What You Get From Knocking Down Old Apartments and Building New Ones at Fountain View and San Felipe

Rendering of the Hudson Apartments, Fountain View at Inwood, Briargrove, Houston

Tanglewood Court Apartments, 5885 San Felipe St., HoustonFor all of you keeping score, the bounties of Briargrove-area apartment demolition should should now be clear. Arising from the site of the 634-unit courtyard-style Tanglewood Court Apartments on the almost-18-acre site on the southeast corner of San Felipe and Fountain View (knocked down last year and pictured at right), there will soon be a corner bank with drive-thru, a new 88,000-sq.-ft. H-E-B (moving west from down the street, and “modeled after” the chain’s Montrose Market), a 32,000-sq.-ft. strip center, and — announced yesterday — a new 5-story 431-unit garage-wrapping apartment block called the Hudson and featuring a reverse-Alamo-style tab (illustrated above) at the top of its garage entrance for some reason. Oh, yeah, also gained in the equation: A sea of concrete for the retail parking lot:

***

Tanglewood Court Site Plan

The Hudson will sit on the southern 5.3 acres of the site, below the site plan shown above, between the H-E-B and Inwood Dr. The Tanglewood Court Apartments, once known along with its surviving siblings to the south as the Three Fountains Apartments, were built in 1969.

Rendering: ZOM Texas. Photo: Rent.com. Site Plan: Fidelis Realty Partners

What Tanglewood Webs We Weave

11 Comment

  • Maybe if we’re lucky we’ll get a Chase branch and a nail place. Maybe even a dry cleaners.

  • If they are “modeling after the montrose market” maybe they could take a cue from the parking lot there. That’s probably one of the nicest, most well designed large parking lots in the city. And its pretty simple: just sacrifice about 12 parking spaces per row and add some green space.
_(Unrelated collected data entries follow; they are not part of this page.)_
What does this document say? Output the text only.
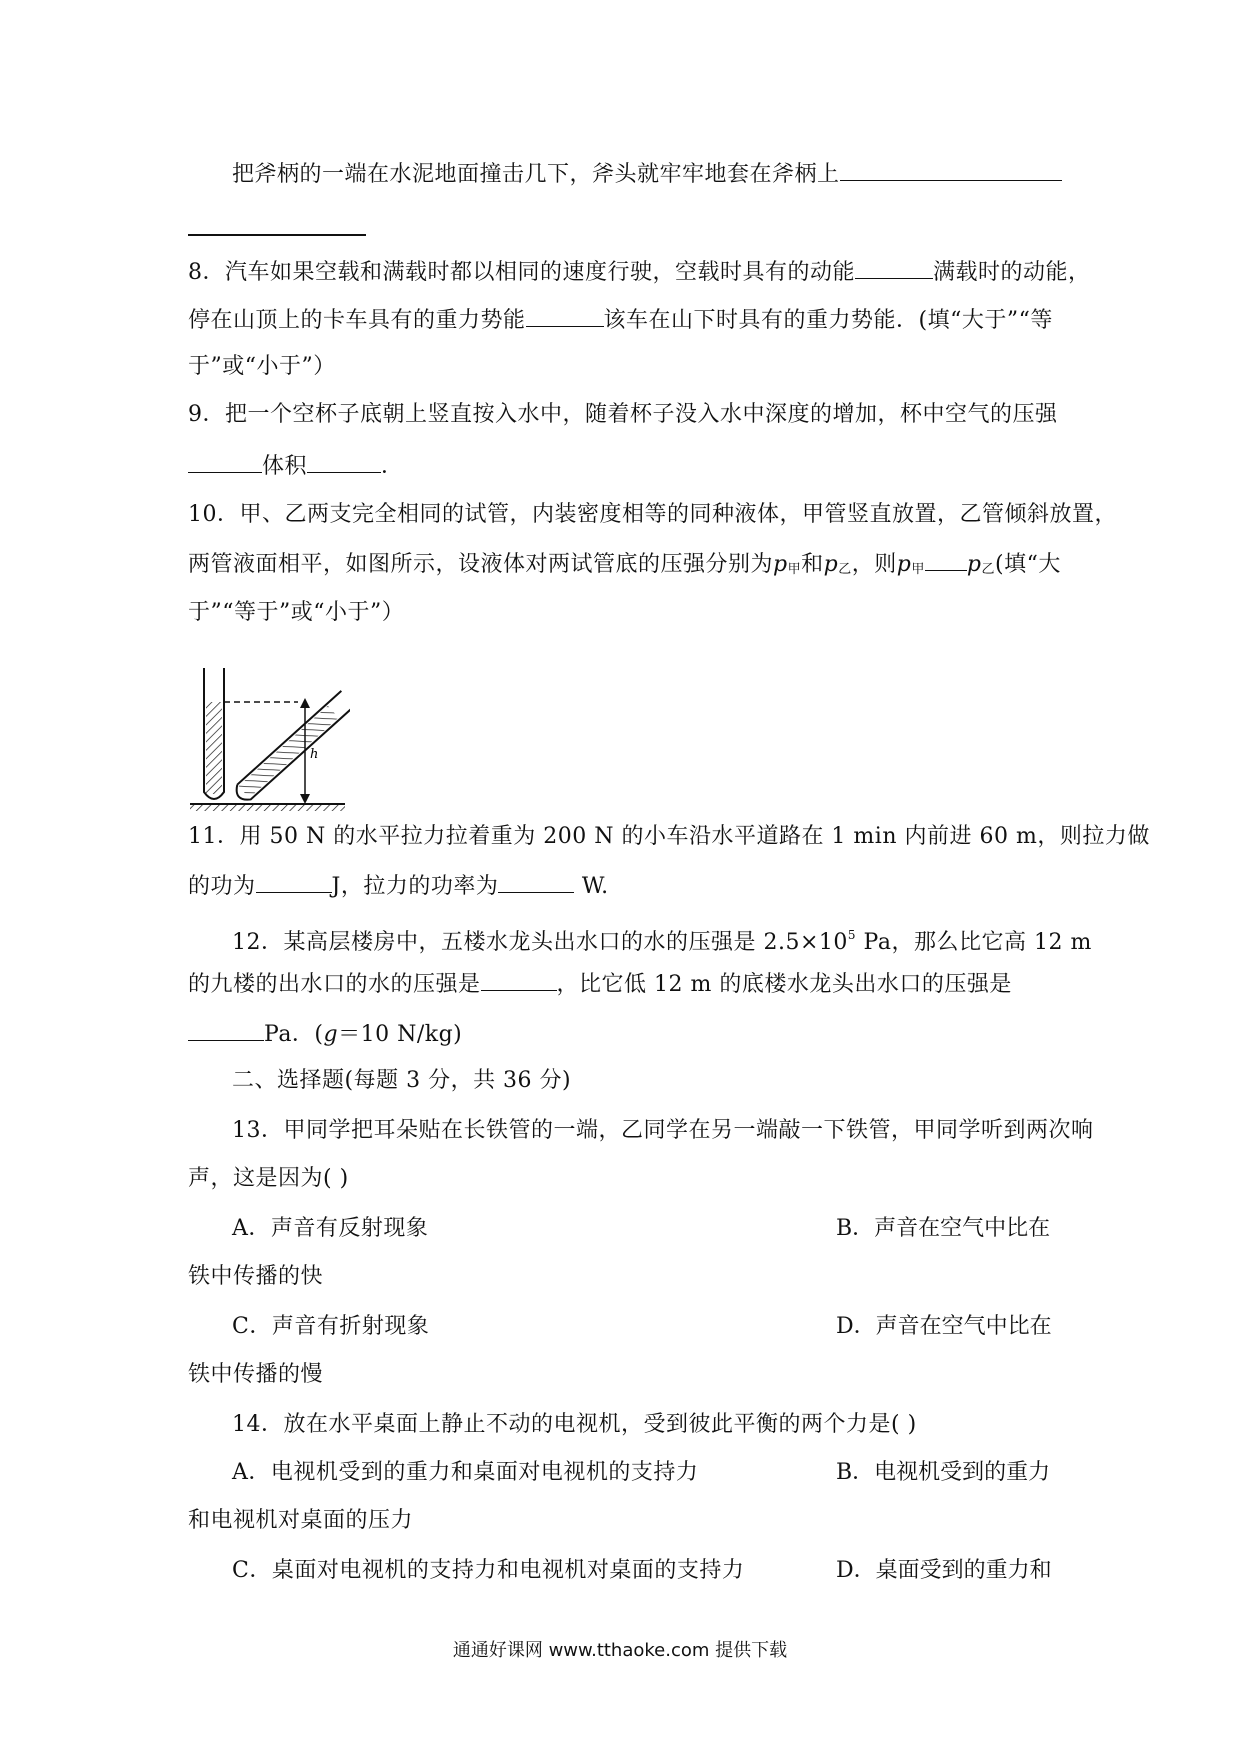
把斧柄的一端在水泥地面撞击几下，斧头就牢牢地套在斧柄上
8．汽车如果空载和满载时都以相同的速度行驶，空载时具有的动能	满载时的动能，
停在山顶上的卡车具有的重力势能	该车在山下时具有的重力势能．(填“大于”“等
于”或“小于”）
9．把一个空杯子底朝上竖直按入水中，随着杯子没入水中深度的增加，杯中空气的压强
体积	．
10．甲、乙两支完全相同的试管，内装密度相等的同种液体，甲管竖直放置，乙管倾斜放置，
两管液面相平，如图所示，设液体对两试管底的压强分别为p甲和p乙，则p甲 p乙(填“大
于”“等于”或“小于”）
h
11．用 50 N 的水平拉力拉着重为 200 N 的小车沿水平道路在 1 min 内前进 60 m，则拉力做
的功为	J，拉力的功率为	W.
12．某高层楼房中，五楼水龙头出水口的水的压强是 $2.5\times 10^5$ Pa，那么比它高 12 m
的九楼的出水口的水的压强是	，比它低 12 m 的底楼水龙头出水口的压强是
Pa．(g＝10 N/kg)
二、选择题(每题 3 分，共 36 分)
13．甲同学把耳朵贴在长铁管的一端，乙同学在另一端敲一下铁管，甲同学听到两次响
声，这是因为( )
A．声音有反射现象	B．声音在空气中比在
铁中传播的快
C．声音有折射现象	D．声音在空气中比在
铁中传播的慢
14．放在水平桌面上静止不动的电视机，受到彼此平衡的两个力是( )
A．电视机受到的重力和桌面对电视机的支持力	B．电视机受到的重力
和电视机对桌面的压力
C．桌面对电视机的支持力和电视机对桌面的支持力	D．桌面受到的重力和
通通好课网 www.tthaoke.com 提供下载
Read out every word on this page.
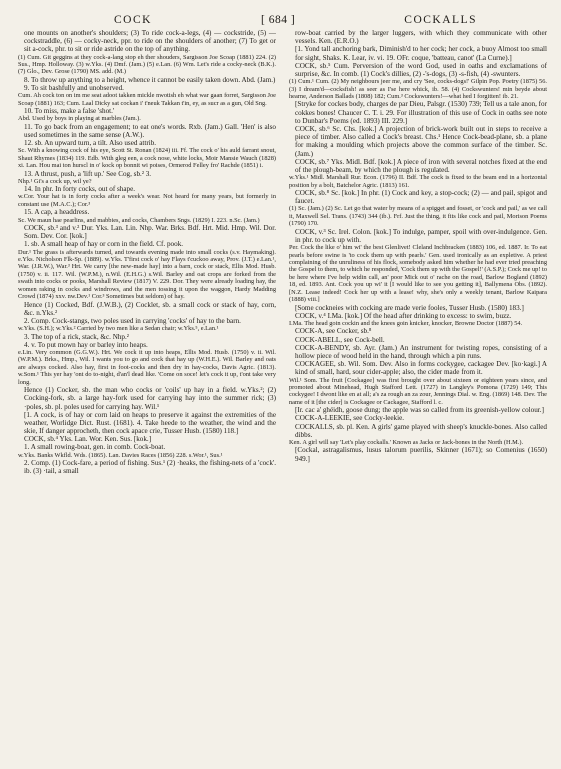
COCK	[ 684 ]	COCKALLS

one mounts on another's shoulders; (3) To ride cock-a-legs, (4) — cockstride, (5) — cockstraddle, (6) — cocky-neck, ppr. to ride on the shoulders of another; (7) To get or sit a-cock, phr. to sit or ride astride on the top of anything.

(1) Cum. Git geggins at they cock-a-lang stop eh ther shouders, Sargisson Joe Scoap (1881) 224. (2) Sus., Hmp. Holloway. (3) w.Yks. (4) Dmf. (Jam.) (5) e.Lan. (6) Wm. Let's ride a cocky-neck (B.K.). (7) Glo., Dev. Grose (1790) MS. add. (M.)

8. To throw up anything to a height, whence it cannot be easily taken down. Abd. (Jam.)

9. To sit bashfully and unobserved.

Cum. Ah cock ton on im me seat adoot takken mickle nwotish eh what war gaan forret, Sargisson Joe Scoap (1881) 163; Cum. Laal Dicky sat cockan i' t'neuk Takkan t'in, ey, as sucr as a gun, Old Sng.

10. To miss, make a false 'shot.'

Abd. Used by boys in playing at marbles (Jam.).

11. To go back from an engagement; to eat one's words. Rxb. (Jam.) Gall. 'Hen' is also used sometimes in the same sense (A.W.).

12. sb. An upward turn, a tilt. Also used attrib.

Sc. With a knowing cock of his eye, Scott St. Ronan (1824) iii. Ff. The cock o' his auld farrant snout, Shaut Rhymes (1834) 119. Edb. With gleg een, a cock nose, white locks, Moir Mansie Wauch (1828) xi. Lan. Hou mai ton hurscl in o' kock op bonnit wi poises, Ormerod Felley fro' Rachde (1851) i.

13. A thrust, push, a 'lift up.' See Cog, sb.² 3.

Nhp.¹ Gi's a cock up, wil ye?

14. In phr. In forty cocks, out of shape.

w.Cor. Your hat is in forty cocks after a week's wear. Not heard for many years, but formerly in constant use (M.A.C.); Cor.³

15. A cap, a headdress.

Sc. We maun hae pearlins, and mabbies, and cocks, Chambers Sngs. (1829) I. 223. n.Sc. (Jam.)

COCK, sb.³ and v.² Dur. Yks. Lan. Lin. Nhp. War. Brks. Bdf. Hrt. Mid. Hmp. Wil. Dor. Som. Dev. Cor. [kok.]

1. sb. A small heap of hay or corn in the field. Cf. pook.

Dur.¹ The grass is afterwards turned, and towards evening made into small cocks (s.v. Haymaking). e.Yks. Nicholson Flk-Sp. (1889). w.Yks. T'first cock o' hay Flays t'cuckoo away, Prov. (J.T.) e.Lan.¹, War. (J.R.W.), War.³ Hrt. We carry [the new-made hay] into a barn, cock or stack, Ellis Mod. Husb. (1750) v. ii. 117. Wil. (W.P.M.), n.Wil. (E.H.G.) s.Wil. Barley and oat crops are forked from the swath into cocks or pooks, Marshall Review (1817) V. 229. Dor. They were already loading hay, the women raking in cocks and windrows, and the men tossing it upon the waggon, Hardy Madding Crowd (1874) xxv. nw.Dev.¹ Cor.³ Sometimes but seldom) of hay.

Hence (1) Cocked, Bdf. (J.W.B.), (2) Cocklet, sb. a small cock or stack of hay, corn, &c. n.Yks.²

2. Comp. Cock-stangs, two poles used in carrying 'cocks' of hay to the barn.

w.Yks. (S.H.); w.Yks.² Carried by two men like a Sedan chair; w.Yks.⁵, e.Lan.¹

3. The top of a rick, stack, &c. Nhp.²

4. v. To put mown hay or barley into heaps.

e.Lin. Very common (G.G.W.). Hrt. We cock it up into heaps, Ellis Mod. Husb. (1750) v. ii. Wil. (W.P.M.). Brks., Hmp., Wil. I wants you to go and cock that hay up (W.H.E.). Wil. Barley and oats are always cocked. Also hay, first in foot-cocks and then dry in hay-cocks, Davis Agric. (1813). w.Som.¹ This yer hay 'ont do to-night, d'an'l dead like. 'Come on soce! let's cock it up, t'ont take very long.

Hence (1) Cocker, sb. the man who cocks or 'coils' up hay in a field. w.Yks.²; (2) Cocking-fork, sb. a large hay-fork used for carrying hay into the summer rick; (3) ·poles, sb. pl. poles used for carrying hay. Wil.¹

[1. A cock, is of hay or corn laid on heaps to preserve it against the extremities of the weather, Worlidge Dict. Rust. (1681). 4. Take heede to the weather, the wind and the skie, If danger approcheth, then cock apace crie, Tusser Husb. (1580) 118.]

COCK, sb.⁴ Yks. Lan. Wor. Ken. Sus. [kok.]

1. A small rowing-boat, gen. in comb. Cock-boat.

w.Yks. Banks Wkfld. Wds. (1865). Lan. Davies Races (1856) 228. s.Wor.¹, Sus.¹

2. Comp. (1) Cock-fare, a period of fishing. Sus.¹ (2) ·heaks, the fishing-nets of a 'cock'. ib. (3) ·tail, a small

row-boat carried by the larger luggers, with which they communicate with other vessels. Ken. (E.R.O.)

[1. Yond tall anchoring bark, Diminish'd to her cock; her cock, a buoy Almost too small for sight, Shaks. K. Lear, iv. vi. 19. OFr. coque, 'batteau, canot' (La Curne).]

COCK, sb.⁵ Cum. Perversion of the word God, used in oaths and exclamations of surprise, &c. In comb. (1) Cock's dillies, (2) -'s-dogs, (3) -s-fish, (4) -swunters.

(1) Cum.¹ Cum. (2) My neighbours jeer me, and cry 'See, cocks-dogs!' Gilpin Pop. Poetry (1875) 56. (3) I dream'd—cocksfish! as seer as I'se here whick, ib. 58. (4) Cockswunters! min beyde about hearne, Anderson Ballads (1808) 182; Cum.³ Cockswunters!—what hed I forgitten! ib. 21.

[Stryke for cockes body, charges de par Dieu, Palsgr. (1530) 739; Tell us a tale anon, for cokkes bones! Chaucer C. T. i. 29. For illustration of this use of Cock in oaths see note to Dunbar's Poems (ed. 1893) III. 229.]

COCK, sb.⁶ Sc. Chs. [kok.] A projection of brick-work built out in steps to receive a piece of timber. Also called a Cock's breast. Chs.¹ Hence Cock-bead-plane, sb. a plane for making a moulding which projects above the common surface of the timber. Sc. (Jam.)

COCK, sb.⁷ Yks. Midl. Bdf. [kok.] A piece of iron with several notches fixed at the end of the plough-beam, by which the plough is regulated.

w.Yks.¹ Midl. Marshall Rur. Econ. (1796) II. Bdf. The cock is fixed to the beam end in a horizontal position by a bolt, Batchelor Agric. (1813) 161.

COCK, sb.⁸ Sc. [kok.] In phr. (1) Cock and key, a stop-cock; (2) — and pail, spigot and faucet.

(1) Sc. (Jam.) (2) Sc. Let go that water by means of a spigget and fosset, or 'cock and pail,' as we call it, Maxwell Sel. Trans. (1743) 344 (ib.). Frf. Just the thing, it fits like cock and pail, Morison Poems (1790) 170.

COCK, v.³ Sc. Irel. Colon. [kok.] To indulge, pamper, spoil with over-indulgence. Gen. in phr. to cock up with.

Per. Cock the like o' him wi' the best Glenlivet! Cleland Inchbracken (1883) 106, ed. 1887. Ir. To eat pearls before swine is 'to cock them up with pearls.' Gen. used ironically as an expletive. A priest complaining of the unruliness of his flock, somebody asked him whether he had ever tried preaching the Gospel to them, to which he responded, 'Cock them up with the Gospel!' (A.S.P.); Cock me up! to be here where I've help widin call, an' poor Mick out o' rache on the road, Barlow Bogland (1892) 18, ed. 1893. Ant. Cock you up wi' it [I would like to see you getting it], Ballymena Obs. (1892). [N.Z. Lease indeed! Cock her up with a lease! why, she's only a weekly tenant, Barlow Kaipara (1888) viii.]

[Some cockneies with cocking are made verie fooles, Tusser Husb. (1580) 183.]

COCK, v.⁴ I.Ma. [kok.] Of the head after drinking to excess: to swim, buzz.

I.Ma. The head goin cockin and the knees goin knicker, knocker, Browne Doctor (1887) 54.

COCK-A, see Cocker, sb.⁸

COCK-ABELL, see Cock-bell.

COCK-A-BENDY, sb. Ayr. (Jam.) An instrument for twisting ropes, consisting of a hollow piece of wood held in the hand, through which a pin runs.

COCKAGEE, sb. Wil. Som. Dev. Also in forms cockygee, cackagee Dev. [ko·kagi.] A kind of small, hard, sour cider-apple; also, the cider made from it.

Wil.¹ Som. The fruit [Cockagee] was first brought over about sixteen or eighteen years since, and promoted about Minehead, Hugh Stafford Lett. (1727) in Langley's Pomona (1729) 149; This cockygee! I dwont like en at all; a's za rough an za zour, Jennings Dial. w. Eng. (1869) 148. Dev. The name of it [the cider] is Cockagee or Cackagee, Stafford l. c.

[Ir. cac a' ghéidh, goose dung; the apple was so called from its greenish-yellow colour.]

COCK-A-LEEKIE, see Cocky-leekie.

COCKALLS, sb. pl. Ken. A girls' game played with sheep's knuckle-bones. Also called dibbs.

Ken. A girl will say 'Let's play cockalls.' Known as Jacks or Jack-bones in the North (H.M.).

[Cockal, astragalismus, lusus talorum puerilis, Skinner (1671); so Comenius (1650) 949.]
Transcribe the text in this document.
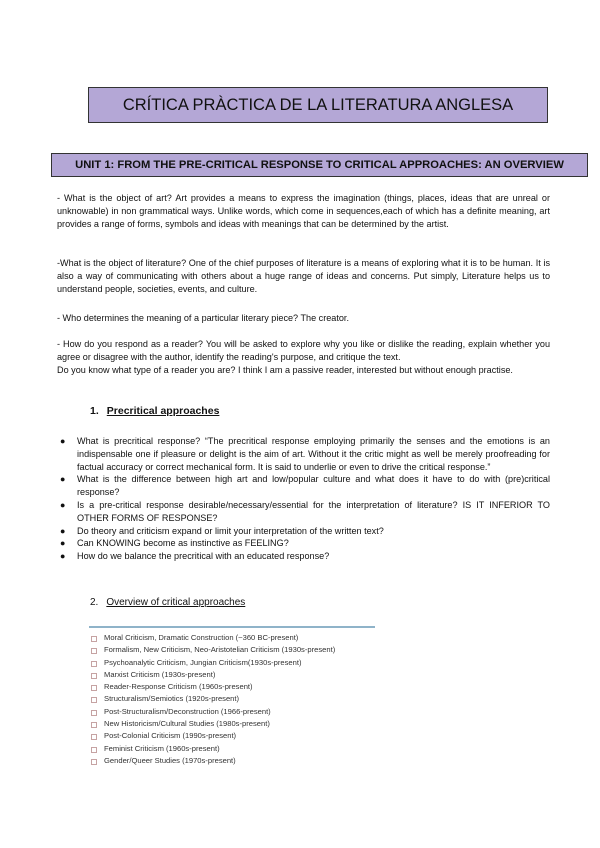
CRÍTICA PRÀCTICA DE LA LITERATURA ANGLESA
UNIT 1: FROM THE PRE-CRITICAL RESPONSE TO CRITICAL APPROACHES: AN OVERVIEW

- What is the object of art? Art provides a means to express the imagination (things, places, ideas that are unreal or unknowable) in non grammatical ways. Unlike words, which come in sequences,each of which has a definite meaning, art provides a range of forms, symbols and ideas with meanings that can be determined by the artist.

-What is the object of literature? One of the chief purposes of literature is a means of exploring what it is to be human. It is also a way of communicating with others about a huge range of ideas and concerns. Put simply, Literature helps us to understand people, societies, events, and culture.

- Who determines the meaning of a particular literary piece? The creator.

- How do you respond as a reader? You will be asked to explore why you like or dislike the reading, explain whether you agree or disagree with the author, identify the reading's purpose, and critique the text.
Do you know what type of a reader you are? I think I am a passive reader, interested but without enough practise.

1. Precritical approaches
● What is precritical response? “The precritical response employing primarily the senses and the emotions is an indispensable one if pleasure or delight is the aim of art. Without it the critic might as well be merely proofreading for factual accuracy or correct mechanical form. It is said to underlie or even to drive the critical response.”
● What is the difference between high art and low/popular culture and what does it have to do with (pre)critical response?
● Is a pre-critical response desirable/necessary/essential for the interpretation of literature? IS IT INFERIOR TO OTHER FORMS OF RESPONSE?
● Do theory and criticism expand or limit your interpretation of the written text?
● Can KNOWING become as instinctive as FEELING?
● How do we balance the precritical with an educated response?
2. Overview of critical approaches
Moral Criticism, Dramatic Construction (~360 BC-present)
Formalism, New Criticism, Neo-Aristotelian Criticism (1930s-present)
Psychoanalytic Criticism, Jungian Criticism(1930s-present)
Marxist Criticism (1930s-present)
Reader-Response Criticism (1960s-present)
Structuralism/Semiotics (1920s-present)
Post-Structuralism/Deconstruction (1966-present)
New Historicism/Cultural Studies (1980s-present)
Post-Colonial Criticism (1990s-present)
Feminist Criticism (1960s-present)
Gender/Queer Studies (1970s-present)
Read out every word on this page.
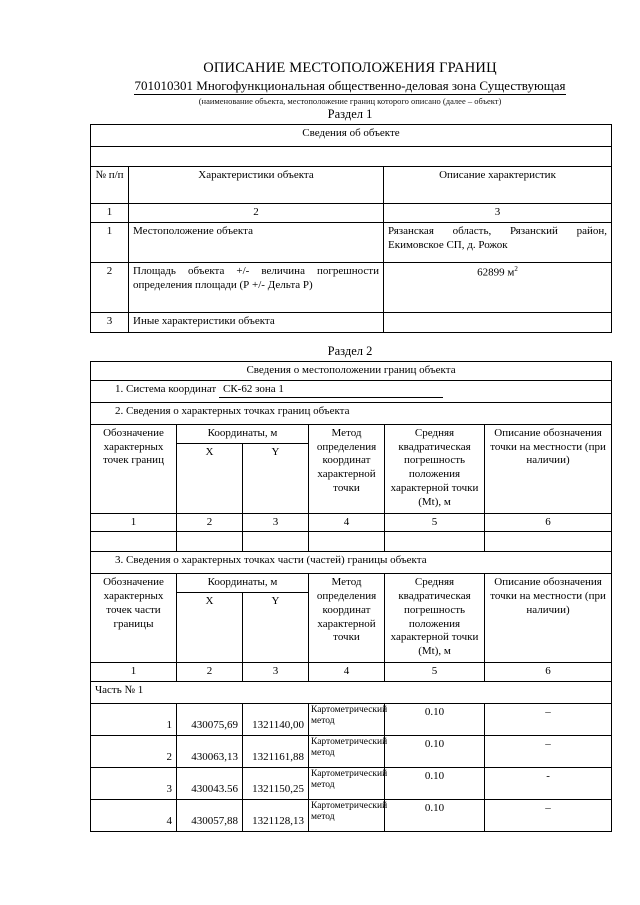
ОПИСАНИЕ МЕСТОПОЛОЖЕНИЯ ГРАНИЦ
701010301 Многофункциональная общественно-деловая зона Существующая
(наименование объекта, местоположение границ которого описано (далее – объект)
Раздел 1
Сведения об объекте		

№ п/п	Характеристики объекта	Описание характеристик
1	2	3
1	Местоположение объекта	Рязанская область, Рязанский район, Екимовское СП, д. Рожок
2	Площадь объекта +/- величина погрешности определения площади (Р +/- Дельта Р)	62899 $м^2$
3	Иные характеристики объекта	
Раздел 2
Сведения о местоположении границ объекта					
1. Система координат СК-62 зона 1					
2. Сведения о характерных точках границ объекта					
Обозначение характерных точек границ	Координаты, м		Метод определения координат характерной точки	Средняя квадратическая погрешность положения характерной точки (Mt), м	Описание обозначения точки на местности (при наличии)
	X	Y			
1	2	3	4	5	6

3. Сведения о характерных точках части (частей) границы объекта					
Обозначение характерных точек части границы	Координаты, м		Метод определения координат характерной точки	Средняя квадратическая погрешность положения характерной точки (Mt), м	Описание обозначения точки на местности (при наличии)
	X	Y			
1	2	3	4	5	6
Часть № 1					
1	430075,69	1321140,00	Картометрический метод	0.10	–
2	430063,13	1321161,88	Картометрический метод	0.10	–
3	430043.56	1321150,25	Картометрический метод	0.10	-
4	430057,88	1321128,13	Картометрический метод	0.10	–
  • As a neighbor, I am excited about the new HEB but concerned that the “sea of concrete” will mean that you will actually need a boat to navigate the surrounding streets after a good rain. Also, I hope we will get more exciting independent retailers. There are already 2 urgent care facilities a short boat ride away. Are we really that accident prone?

  • Hey Jo-Jo. You are right on my brother. Nail salon, bank, dry cleaners. They done did it. Stay safe.

    BC

    http://www.fidelisrealtypartners.com/Properties/Properties/Texas/Houston/TanglewoodCourt/TanglewoodCourt_Flier.pdf

    HeB 88,000
    2. Mercantile Commerce Bank 3,500
    3. la Madeleine 4,800
    4. Pronto 3,200
    5. the Joint 1,200
    6. AvAilAble 4,680
    7. Memorial Hermann 4,800
    8. C-nails & spa 1,440
    9. shi salon 1,200
    10. Voque Cleaners 1,400
    11. leASe PeNDiNG 1,200
    12. AvAilAble 4,580
    13. leASe PeNDiNG 3,500
    total Gl a: 123,500

  • The new apartments are nice but that site plan is awful! There is no need for such a huge parking lot. What a Waist. That was a great location for a nice mixed use development and instead we are getting another suburban shopping center. That is just horrible!

  • It’s not horrible dear boy, it’s just Houston beinh Houston –concrete for miles and miles–tear down paradise and put up a parking lot should be the city motto

  • The signage for the Hudson is quite unique (it reminds me of 1940s/50s-era business signs). It’s a nice departure of the usual name-in-gold-leaf-scripted-font-etched-in-stone that is the defacto standard these days.

  • I was excited until I got to the parking lot. Makes this a meh project now.

  • Apts look cool….but the development looks like suburbific crap.

  • A sea of parked cars? Lovely. Is it too late to suggest hiring a landscape architect to add life to the eyesore?

  • To those moaning on about the parking lot, where did you expect the H.E.B. crowd to park? Somewhere on Westheimer? Not unless you have some infantile hipster idea that at the most there will only be about a dozen cars parked in front of H.E.B. I know most hipster’s food magically appears in their lofts (or whatever ultracool abode you reside in), but in the real world, people transport their foodstuffs to their own place by a vehicle and this is STILL Houston, home of the non-existent transportation system because all the Transportation Planners here drive 8 cylinder SuperDuty Extended cab pickups and actually live in the Woodlands now.